The discussions that led to the report were initiated at a 2014 forum co-hosted by the Johns Hopkins Bloomberg School of Public Health and the Clinton Health Matters Initiative. The report, The Prescription Opioid Epidemic: An Evidence-Based Approach, covers topics such as physician training, prescription protocols, overdose response, and addiction treatment.
“A comprehensive response to this crisis must focus on preventing new cases of opioid addiction, identifying early opioid-addicted individuals, and ensuring access to effective opioid addiction treatment while safely meeting the needs of patients experiencing pain,” the report's executive summary states.

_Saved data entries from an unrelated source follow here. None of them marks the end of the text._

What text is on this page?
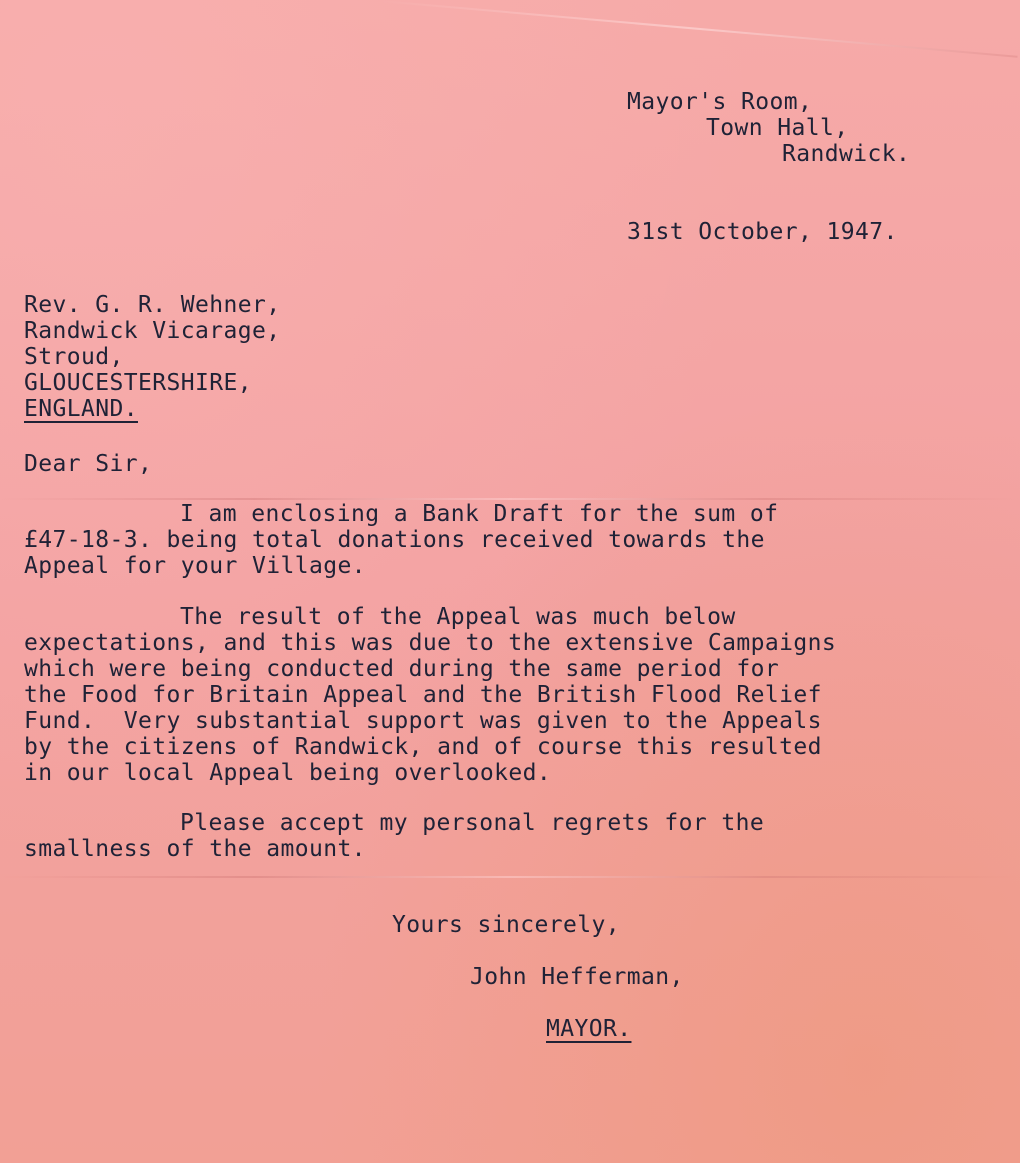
Mayor's Room,
Town Hall,
Randwick.
31st October, 1947.
Rev. G. R. Wehner,
Randwick Vicarage,
Stroud,
GLOUCESTERSHIRE,
ENGLAND.
Dear Sir,
I am enclosing a Bank Draft for the sum of
£47-18-3. being total donations received towards the
Appeal for your Village.
The result of the Appeal was much below
expectations, and this was due to the extensive Campaigns
which were being conducted during the same period for
the Food for Britain Appeal and the British Flood Relief
Fund.  Very substantial support was given to the Appeals
by the citizens of Randwick, and of course this resulted
in our local Appeal being overlooked.
Please accept my personal regrets for the
smallness of the amount.
Yours sincerely,
John Hefferman,
MAYOR.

Two of the seven areas of recommendations that are arguably the most hard-hitting of the proposals cover PDMPs and overdose education/prevention. The report calls for mandated PDMP use by prescribers of opioids; lagging participation has hampered the effectiveness of some states' programs, which are designed to uncover problematic opioid use. One study found that even among physicians who reported accessing PDMP data at some point, they did so in less than one-quarter of the instances in which they were prescribing an opioid to a patient.
The report adds that third-party payers, including private health plans and the Medicaid and Medicare systems, should be authorized to access PDMP data, with proper safeguards built in. In addition, the report suggests that health professional licensing boards should be given the OK to investigate high-risk prescribers of opioids.
In the area of overdose prevention, the panel has recommended efforts toward making naloxone formulations easier to use by non-medical individuals, and less costly. Also, the field should engage health professionals to bring about consensus guidelines for the co-prescription of opioids and the life-saving naloxone, the report states. Some health systems, including at the Department of Veterans Affairs (VA), have begun implementing campaigns to increase the co-prescription of naloxone with pain medication.
“This is a complex epidemic with no simple solutions,” G. Caleb Alexander, MD, co-director of the Johns Hopkins Center for Drug Safety and Effectiveness, said in a Nov. 16 news release. “We tried to identify as many windows as possible, and to tie together as much research as available, to inform these recommendations which together we believe provide the best chance of turning this steamship around.”
The report will be among the topics discussed at a Nov. 17 forum hosted by the Bloomberg School and the Clinton Health Matters Initiative. The first hour of the event, starting at 3 p.m. Eastern time, will be live-streamed.